The ballet offerings showed Bowdoin's dancers can play in more formal sandboxes too. A pas de deux from The Nutcracker, performed by second-years Keiko Matsuda and Darius Webb, demonstrated the kind of classical chops that make you forgive a hundred mediocre modern pieces. Matsuda's allegro was spotless—those tiny, furious relevés across the diagonal felt less like technique and more like argument, each one a declaration. Webb partnered with the kind of quiet confidence that makes ensemble male dancing look easy when it absolutely isn't.
But the real conversation happened in the second half, when Vailes premiered her own work, Dissolution Studies. Drawing on physicist Karen Barad's theory of quantum entanglement, the piece featured six dancers moving in patterns that seemed to predict and respond to each other across impossible distances. When one dancer lifted her arm, another across the stage would tilt her head at the precise moment physics suggested she couldn't have seen the signal. The effect was genuinely unsettling and beautiful—like watching a conversation in a language you almost understand.
Three first-years stole the show with a humorous contemporary trio called Semester's End, which managed to be both technically demanding and genuinely funny. Choreographed as their final project for Introduction to Composition, the piece catalogued the particular exhaustion of December at a liberal arts college—the way your body feels like it's running on a drained battery while your mind races through finals prep. They didn't sentimentalize the experience. Instead, they mapped it: the slumped shoulders, the performative energy when professors walk by, the secret relief when the studio finally empties.
What struck me most, though, was the post-show conversation I overheard in the lobby. Two audience members—one a dance professor, one a parent who'd never attended a modern concert before—were debating whether a particular contemporary solo "counted" as dance. The parent argued it was "just walking." The professor countered that the walking was the point. Neither convinced the other. Both seemed delighted by the disagreement.
That's what Bowdoin's concert understood that many academic showcases miss: dance doesn't need to resolve. The best performances create space for questions, not just answers. A concert where everyone leaves comfortable and unchallenged has succeeded at nothing except dinner theater.

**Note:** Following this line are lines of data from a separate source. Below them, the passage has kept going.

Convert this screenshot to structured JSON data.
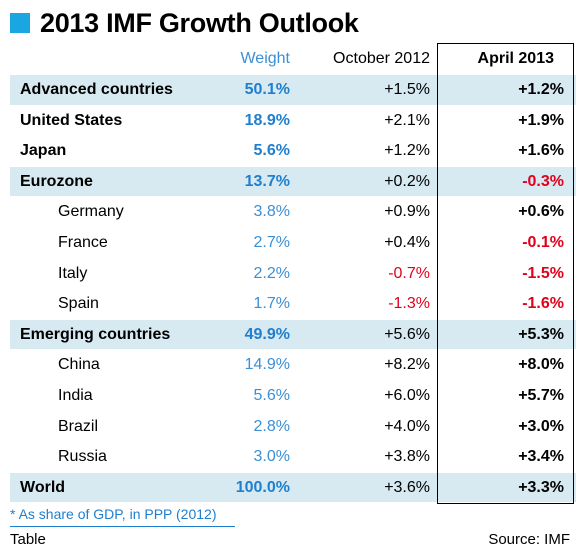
{
  "title": "2013 IMF Growth Outlook",
  "colors": {
    "accent": "#1aa6e0",
    "weight_text": "#3b8fd4",
    "negative": "#e0001b",
    "band": "#d7e9f1"
  },
  "chart_data": {
    "type": "table",
    "title": "2013 IMF Growth Outlook",
    "columns": [
      "Weight",
      "October 2012",
      "April 2013"
    ],
    "rows": [
      {
        "name": "Advanced countries",
        "weight": "50.1%",
        "oct": "+1.5%",
        "apr": "+1.2%",
        "bold": true,
        "band": true,
        "indent": false,
        "oct_neg": false,
        "apr_neg": false
      },
      {
        "name": "United States",
        "weight": "18.9%",
        "oct": "+2.1%",
        "apr": "+1.9%",
        "bold": true,
        "band": false,
        "indent": false,
        "oct_neg": false,
        "apr_neg": false
      },
      {
        "name": "Japan",
        "weight": "5.6%",
        "oct": "+1.2%",
        "apr": "+1.6%",
        "bold": true,
        "band": false,
        "indent": false,
        "oct_neg": false,
        "apr_neg": false
      },
      {
        "name": "Eurozone",
        "weight": "13.7%",
        "oct": "+0.2%",
        "apr": "-0.3%",
        "bold": true,
        "band": true,
        "indent": false,
        "oct_neg": false,
        "apr_neg": true
      },
      {
        "name": "Germany",
        "weight": "3.8%",
        "oct": "+0.9%",
        "apr": "+0.6%",
        "bold": false,
        "band": false,
        "indent": true,
        "oct_neg": false,
        "apr_neg": false
      },
      {
        "name": "France",
        "weight": "2.7%",
        "oct": "+0.4%",
        "apr": "-0.1%",
        "bold": false,
        "band": false,
        "indent": true,
        "oct_neg": false,
        "apr_neg": true
      },
      {
        "name": "Italy",
        "weight": "2.2%",
        "oct": "-0.7%",
        "apr": "-1.5%",
        "bold": false,
        "band": false,
        "indent": true,
        "oct_neg": true,
        "apr_neg": true
      },
      {
        "name": "Spain",
        "weight": "1.7%",
        "oct": "-1.3%",
        "apr": "-1.6%",
        "bold": false,
        "band": false,
        "indent": true,
        "oct_neg": true,
        "apr_neg": true
      },
      {
        "name": "Emerging countries",
        "weight": "49.9%",
        "oct": "+5.6%",
        "apr": "+5.3%",
        "bold": true,
        "band": true,
        "indent": false,
        "oct_neg": false,
        "apr_neg": false
      },
      {
        "name": "China",
        "weight": "14.9%",
        "oct": "+8.2%",
        "apr": "+8.0%",
        "bold": false,
        "band": false,
        "indent": true,
        "oct_neg": false,
        "apr_neg": false
      },
      {
        "name": "India",
        "weight": "5.6%",
        "oct": "+6.0%",
        "apr": "+5.7%",
        "bold": false,
        "band": false,
        "indent": true,
        "oct_neg": false,
        "apr_neg": false
      },
      {
        "name": "Brazil",
        "weight": "2.8%",
        "oct": "+4.0%",
        "apr": "+3.0%",
        "bold": false,
        "band": false,
        "indent": true,
        "oct_neg": false,
        "apr_neg": false
      },
      {
        "name": "Russia",
        "weight": "3.0%",
        "oct": "+3.8%",
        "apr": "+3.4%",
        "bold": false,
        "band": false,
        "indent": true,
        "oct_neg": false,
        "apr_neg": false
      },
      {
        "name": "World",
        "weight": "100.0%",
        "oct": "+3.6%",
        "apr": "+3.3%",
        "bold": true,
        "band": true,
        "indent": false,
        "oct_neg": false,
        "apr_neg": false
      }
    ],
    "footnote": "* As share of GDP, in PPP (2012)",
    "label": "Table",
    "source": "Source: IMF"
  }
}
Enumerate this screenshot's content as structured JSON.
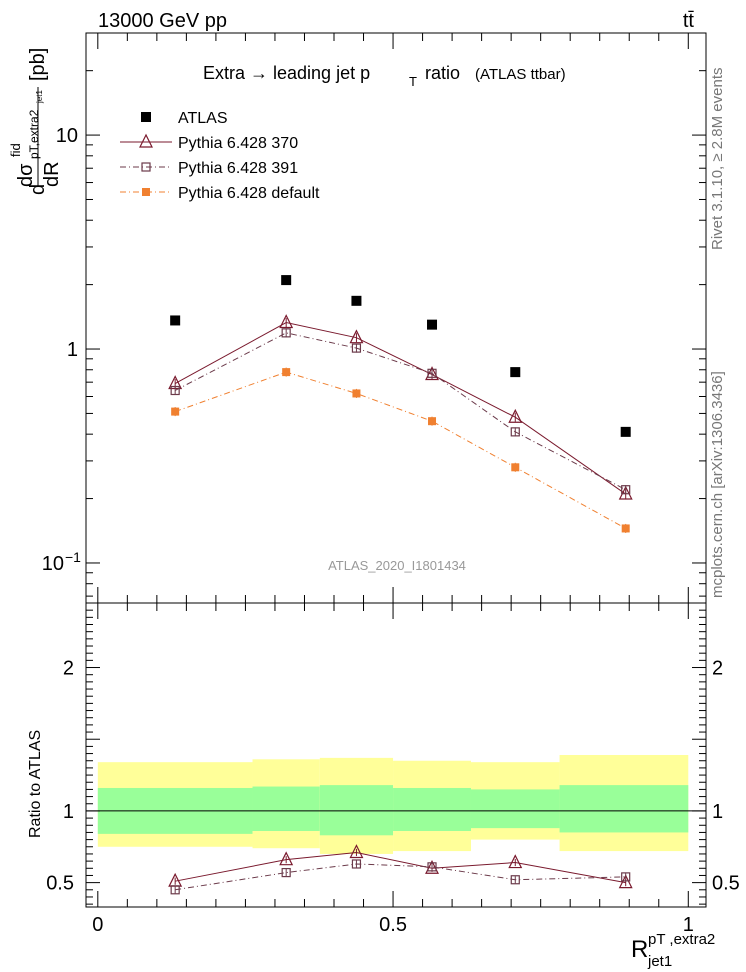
{
  "header": {
    "beam_label": "13000 GeV pp",
    "process_label": "tt̄"
  },
  "side": {
    "rivet_label": "Rivet 3.1.10, ≥ 2.8M events",
    "mcplots_label": "mcplots.cern.ch [arXiv:1306.3436]"
  },
  "watermark": "ATLAS_2020_I1801434",
  "colors": {
    "atlas": "#000000",
    "p370": "#7a1a2e",
    "p391": "#6b3a4a",
    "pdefault": "#f08030",
    "band_inner": "#99ff99",
    "band_outer": "#ffff99"
  },
  "chart_data": [
    {
      "type": "scatter",
      "title": "Extra → leading jet p_T ratio (ATLAS ttbar)",
      "title_parts": {
        "main": "Extra → leading jet p",
        "sub": "T",
        "tail": "ratio",
        "small": "(ATLAS ttbar)"
      },
      "ylabel_parts": {
        "d": "d",
        "sigma": "dσ",
        "fid": "fid",
        "pt": "pT,extra2",
        "jet": "jet1",
        "dR": "dR",
        "unit": "[pb]"
      },
      "yscale": "log",
      "ylim": [
        0.065,
        30
      ],
      "xlim": [
        -0.02,
        1.03
      ],
      "yticks": [
        {
          "v": 10,
          "label": "10"
        },
        {
          "v": 1,
          "label": "1"
        },
        {
          "v": 0.1,
          "label": "10",
          "sup": "−1"
        }
      ],
      "x": [
        0.131,
        0.319,
        0.438,
        0.566,
        0.707,
        0.894
      ],
      "series": [
        {
          "name": "ATLAS",
          "style": "data",
          "values": [
            1.36,
            2.1,
            1.68,
            1.3,
            0.78,
            0.41
          ]
        },
        {
          "name": "Pythia 6.428 370",
          "style": "triangle",
          "values": [
            0.69,
            1.33,
            1.13,
            0.76,
            0.48,
            0.21
          ]
        },
        {
          "name": "Pythia 6.428 391",
          "style": "open-square",
          "values": [
            0.64,
            1.19,
            1.01,
            0.77,
            0.41,
            0.22
          ]
        },
        {
          "name": "Pythia 6.428 default",
          "style": "filled-square",
          "values": [
            0.51,
            0.78,
            0.62,
            0.46,
            0.28,
            0.145
          ]
        }
      ]
    },
    {
      "type": "line",
      "ylabel": "Ratio to ATLAS",
      "ylim": [
        0.33,
        2.45
      ],
      "xlim": [
        -0.02,
        1.03
      ],
      "yticks": [
        {
          "v": 2,
          "label": "2"
        },
        {
          "v": 1,
          "label": "1"
        },
        {
          "v": 0.5,
          "label": "0.5"
        }
      ],
      "xticks": [
        {
          "v": 0,
          "label": "0"
        },
        {
          "v": 0.5,
          "label": "0.5"
        },
        {
          "v": 1,
          "label": "1"
        }
      ],
      "xlabel_parts": {
        "R": "R",
        "sup": "pT ,extra2",
        "sub": "jet1"
      },
      "bins": [
        0.0,
        0.262,
        0.376,
        0.5,
        0.632,
        0.782,
        1.0
      ],
      "band_inner": [
        [
          0.84,
          1.16
        ],
        [
          0.86,
          1.17
        ],
        [
          0.83,
          1.18
        ],
        [
          0.86,
          1.16
        ],
        [
          0.88,
          1.15
        ],
        [
          0.85,
          1.18
        ]
      ],
      "band_outer": [
        [
          0.75,
          1.34
        ],
        [
          0.74,
          1.36
        ],
        [
          0.7,
          1.37
        ],
        [
          0.72,
          1.35
        ],
        [
          0.8,
          1.34
        ],
        [
          0.72,
          1.39
        ]
      ],
      "x": [
        0.131,
        0.319,
        0.438,
        0.566,
        0.707,
        0.894
      ],
      "series": [
        {
          "name": "Pythia 6.428 370",
          "style": "triangle",
          "values": [
            0.51,
            0.66,
            0.71,
            0.6,
            0.64,
            0.5
          ]
        },
        {
          "name": "Pythia 6.428 391",
          "style": "open-square",
          "values": [
            0.45,
            0.57,
            0.63,
            0.61,
            0.52,
            0.54
          ]
        }
      ]
    }
  ]
}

The concert also confirmed something I've suspected watching student work across the country: undergraduate choreography is getting weirder, more confident, and less interested in the tidy resolution that characterized academic dance even a decade ago. These aren't young artists trying to prove they've mastered form. They're using form as a launching pad for questions they're genuinely curious about—and that curiosity is contagious.

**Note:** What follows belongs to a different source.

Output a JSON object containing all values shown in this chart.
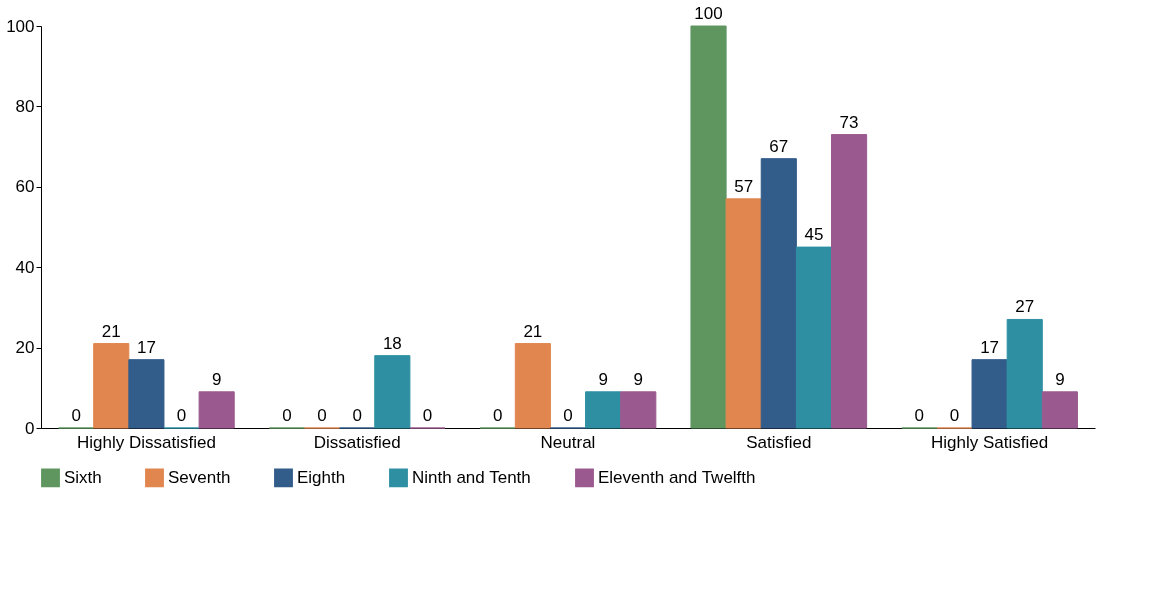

I'll admit I'm tired of reviews that spend three paragraphs describing lighting cues and costume choices while treating choreography as an afterthought. The real story at Bowdoin wasn't the production values (solid, professional, nothing revolutionary) or the venue (lovely acoustics, challenging sightlines). It was watching young artists take genuine risks—structural risks, emotional risks, the risk of making an audience uncomfortable in service of something true.
On paper, the concert featured the expected range: contemporary, ballet, a couple of jazz pieces, one hip-hop fusion work that deserved a bigger stage and louder sound system. What elevated the evening was curation that treated variety as conversation rather than checklist. Each piece seemed to respond to or complicate what came before it.
Three hours later, still replaying Dissolution Studies in my head, I pulled into my driveway and sat in the dark car for a few minutes longer than necessary. That's the test. If a concert can make you forget you're cold and tired and have a deadline in the morning, it's done something right.
Next December, I'm clearing my schedule earlier. This is one event that earns its audience.